News & Analysis
Can you afford not to go to DAC?
Gary Smith
5/8/2002 12:59 PM EDT
Technology companies tend to not be very good at cost accounting, at least as far as the design process is concerned. In a way this is understandable. More than a few companies have gone out of business by trying to apply Industrial Age metrics to their Information Age companies. The old gates-per-week metrics, sometimes used in ASIC design, is a good example. Most designers know how to set their synthesizers to effortlessly produce the maximum amount of gates, giving them plenty of time to find a job in a company that takes design seriously.
On the other hand, avoiding any type of measurement system is a recipe for disaster, especially today. The 2001 International Technology Roadmap for Semiconductors (ITRS), previously known as the Semiconductor Roadmap, tackled this very issue and ultimately produced the SoC Cost Design Model. The Design Technical Working Group (TWG) stepped back and looked at the entire design cycle, avoiding the micro-managing metrics that have proven detrimental to design innovation.
The TWG looked at the raw cost-in real out-of-pocket money, not including the questionable time-to-market costs that vendors have been touting since the mid-1980s-in manpower, overhead and EDA tools needed to complete a five million gate ASIC design for a PDA. The results should be shocking to any accountant or CFO.
For example, while Company A may be happy with the tried and true basic RTL methodology it has used for the past ten years, Company A's competition may not have been quite so resistant to change. While that PDA design costs Company A somewhere around $342,417,579, the competition has only spent $15,066,373 on the same design. This data doesn't help Company A's competitive position.
While this example serves as a worst-case scenario, any company that is far behind the curve is either no longer in business or is now selling software. Still, the SoC Cost Design Model tells us that significant design innovations are being introduced at two-year intervals. Companies cannot afford to stay with an obsolete tool while the competition jumps on implementing the upgrades.

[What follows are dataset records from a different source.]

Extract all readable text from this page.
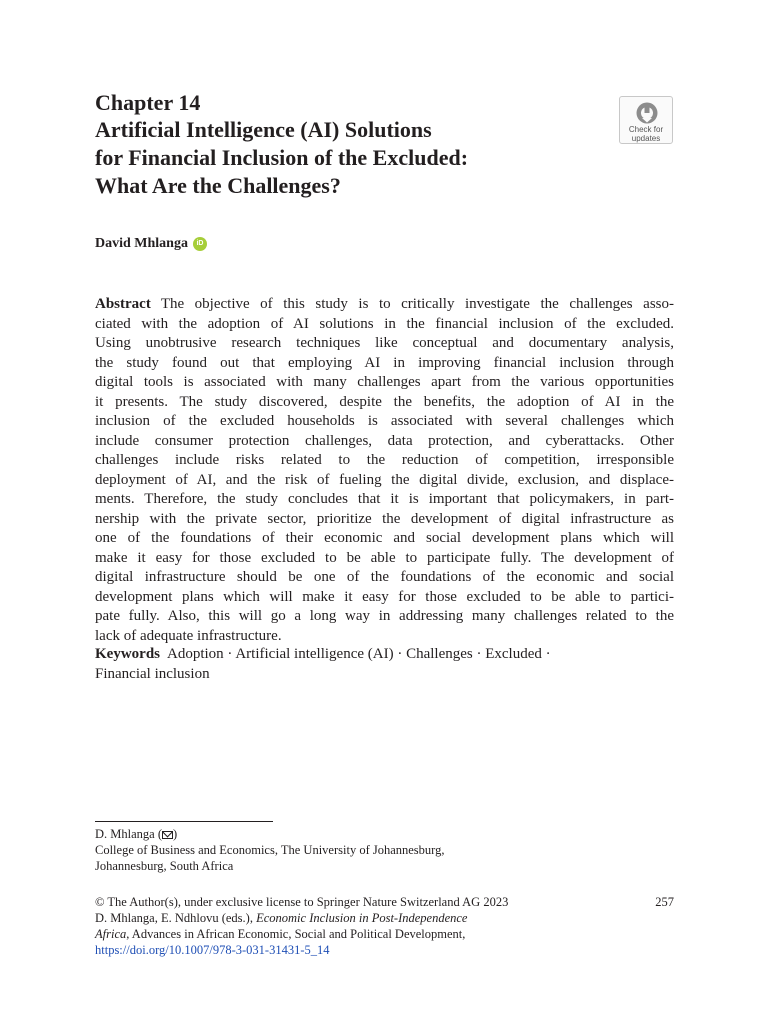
Chapter 14
Artificial Intelligence (AI) Solutions
for Financial Inclusion of the Excluded:
What Are the Challenges?
Check for
updates
David Mhlanga	iD
Abstract The objective of this study is to critically investigate the challenges asso-
ciated with the adoption of AI solutions in the financial inclusion of the excluded.
Using unobtrusive research techniques like conceptual and documentary analysis,
the study found out that employing AI in improving financial inclusion through
digital tools is associated with many challenges apart from the various opportunities
it presents. The study discovered, despite the benefits, the adoption of AI in the
inclusion of the excluded households is associated with several challenges which
include consumer protection challenges, data protection, and cyberattacks. Other
challenges include risks related to the reduction of competition, irresponsible
deployment of AI, and the risk of fueling the digital divide, exclusion, and displace-
ments. Therefore, the study concludes that it is important that policymakers, in part-
nership with the private sector, prioritize the development of digital infrastructure as
one of the foundations of their economic and social development plans which will
make it easy for those excluded to be able to participate fully. The development of
digital infrastructure should be one of the foundations of the economic and social
development plans which will make it easy for those excluded to be able to partici-
pate fully. Also, this will go a long way in addressing many challenges related to the
lack of adequate infrastructure.
Keywords Adoption · Artificial intelligence (AI) · Challenges · Excluded ·
Financial inclusion
D. Mhlanga ( )
College of Business and Economics, The University of Johannesburg,
Johannesburg, South Africa
© The Author(s), under exclusive license to Springer Nature Switzerland AG 2023	257
D. Mhlanga, E. Ndhlovu (eds.), Economic Inclusion in Post-Independence
Africa, Advances in African Economic, Social and Political Development,
https://doi.org/10.1007/978-3-031-31431-5_14
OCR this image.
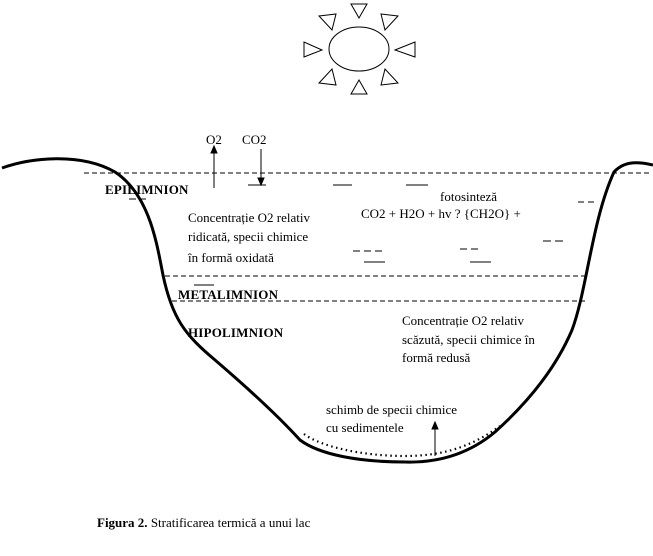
O2 CO2
EPILIMNION
METALIMNION
HIPOLIMNION
Concentrație O2 relativ
ridicată, specii chimice
în formă oxidată
fotosinteză
CO2 + H2O + hv ? {CH2O} +
Concentrație O2 relativ
scăzută, specii chimice în
formă redusă
schimb de specii chimice
cu sedimentele
Figura 2. Stratificarea termică a unui lac
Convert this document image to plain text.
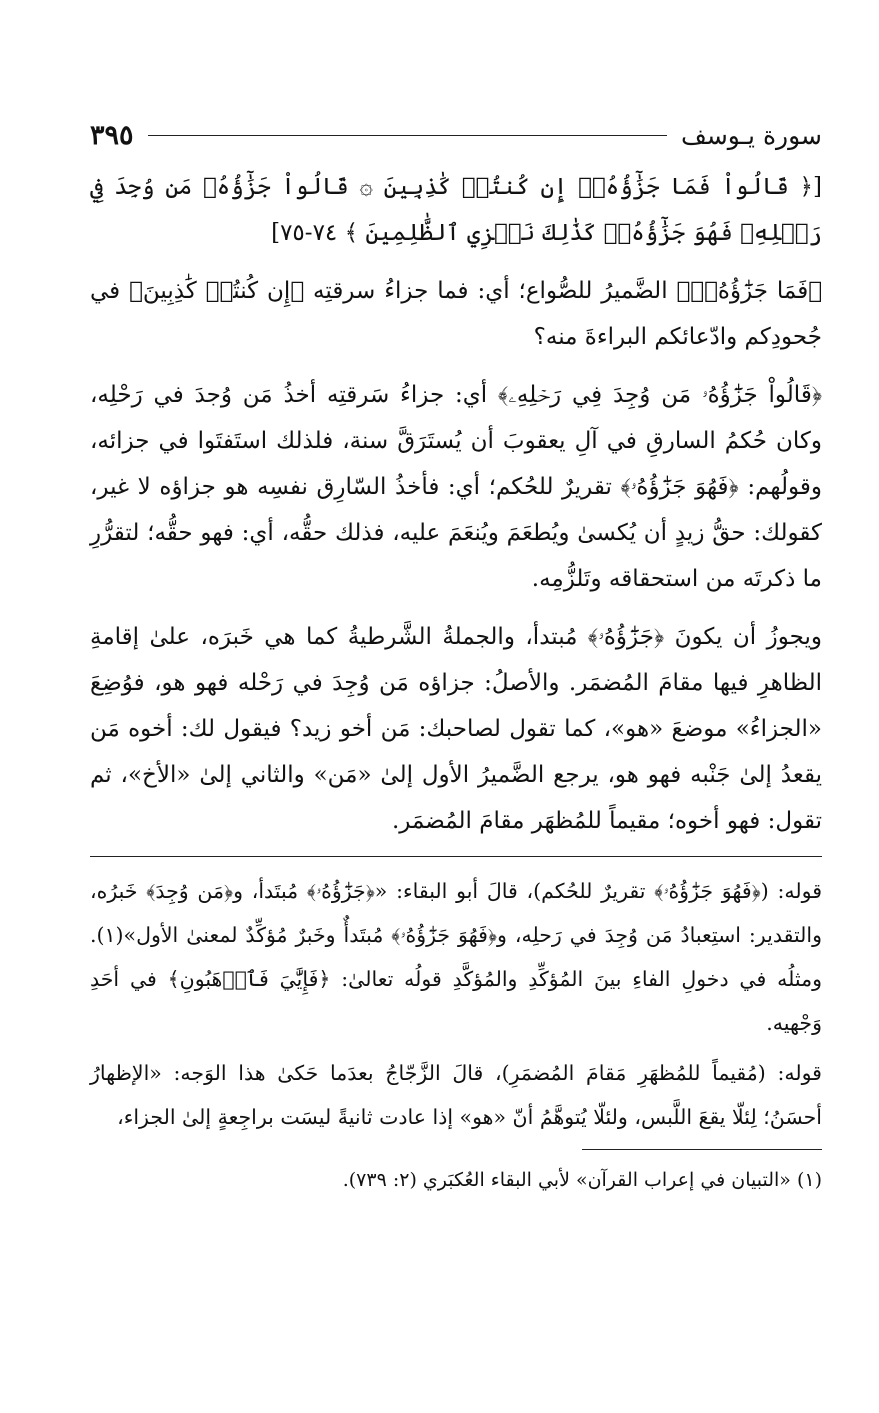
سورة يـوسف
٣٩٥

[﴿ قَالُواْ فَمَا جَزَٰٓؤُهُۥٓ إِن كُنتُمۡ كَٰذِبِينَ ۞ قَالُواْ جَزَٰٓؤُهُۥ مَن وُجِدَ فِي رَحۡلِهِۦ فَهُوَ جَزَٰٓؤُهُۥۚ كَذَٰلِكَ نَجۡزِي ٱلظَّٰلِمِينَ ﴾ ٧٤-٧٥]

﴿فَمَا جَزَٰٓؤُهُۥٓ﴾ الضَّميرُ للصُّواع؛ أي: فما جزاءُ سرقتِه ﴿إِن كُنتُمۡ كَٰذِبِينَ﴾ في جُحودِكم وادّعائكم البراءةَ منه؟

﴿قَالُواْ جَزَٰٓؤُهُۥ مَن وُجِدَ فِي رَحۡلِهِۦ﴾ أي: جزاءُ سَرقتِه أخذُ مَن وُجدَ في رَحْلِه، وكان حُكمُ السارقِ في آلِ يعقوبَ أن يُستَرَقَّ سنة، فلذلك استَفتَوا في جزائه، وقولُهم: ﴿فَهُوَ جَزَٰٓؤُهُۥ﴾ تقريرٌ للحُكم؛ أي: فأخذُ السّارِق نفسِه هو جزاؤه لا غير، كقولك: حقُّ زيدٍ أن يُكسىٰ ويُطعَمَ ويُنعَمَ عليه، فذلك حقُّه، أي: فهو حقُّه؛ لتقرُّرِ ما ذكرتَه من استحقاقه وتَلزُّمِه.

ويجوزُ أن يكونَ ﴿جَزَٰٓؤُهُۥ﴾ مُبتدأ، والجملةُ الشَّرطيةُ كما هي خَبرَه، علىٰ إقامةِ الظاهرِ فيها مقامَ المُضمَر. والأصلُ: جزاؤه مَن وُجِدَ في رَحْله فهو هو، فوُضِعَ «الجزاءُ» موضعَ «هو»، كما تقول لصاحبك: مَن أخو زيد؟ فيقول لك: أخوه مَن يقعدُ إلىٰ جَنْبه فهو هو، يرجع الضَّميرُ الأول إلىٰ «مَن» والثاني إلىٰ «الأخ»، ثم تقول: فهو أخوه؛ مقيماً للمُظهَر مقامَ المُضمَر.

قوله: (﴿فَهُوَ جَزَٰٓؤُهُۥ﴾ تقريرٌ للحُكم)، قالَ أبو البقاء: «﴿جَزَٰٓؤُهُۥ﴾ مُبتَدأ، و﴿مَن وُجِدَ﴾ خَبرُه، والتقدير: استِعبادُ مَن وُجِدَ في رَحلِه، و﴿فَهُوَ جَزَٰٓؤُهُۥ﴾ مُبتَدأٌ وخَبرٌ مُؤكِّدٌ لمعنىٰ الأول»(١). ومثلُه في دخولِ الفاءِ بينَ المُؤكِّدِ والمُؤكَّدِ قولُه تعالىٰ: ﴿فَإِيَّٰيَ فَٱرۡهَبُونِ﴾ في أحَدِ وَجْهيه.

قوله: (مُقيماً للمُظهَرِ مَقامَ المُضمَرِ)، قالَ الزَّجّاجُ بعدَما حَكىٰ هذا الوَجه: «الإظهارُ أحسَنُ؛ لِئلّا يقعَ اللَّبس، ولئلّا يُتوهَّمُ أنّ «هو» إذا عادت ثانيةً ليسَت براجِعةٍ إلىٰ الجزاء،

(١) «التبيان في إعراب القرآن» لأبي البقاء العُكبَري (٢: ٧٣٩).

Even the conservative position -- not taking into account phantom issues like "late-to-market" -- tells us that missing out on a tool change will cost a month's design time. Straight math shows that a company that has remained on top of new technology releases so far should only have spent around $15,066,373 on their last wildly successful PDA design. Assuming the design took a year, with the industry norm slipping into the thirteen-month bracket, overall cost will be more than $1,255,531 per month.
The 2001 Design Automation Conference (DAC) made staying abreast of innovation, and availability, a much easier proposition. Even the informal hallway discussions about the new IC Implementation Tool Set gave last year's participants inside information on which vendors actually had them, and which vendors only promised them. Participants went back to work with the confidence to get started upgrading and integrating the new tools into their design flow.
This year's hallway discussions will center around new ideas for the Intelligent Test Bench, bringing things back to the original question: "Can you afford not to go to DAC 2002?" It won't cost you $1.2 million to attend, but it may if you don't.
Gary Smith is chief EDA analyst at Gartner/Dataquest.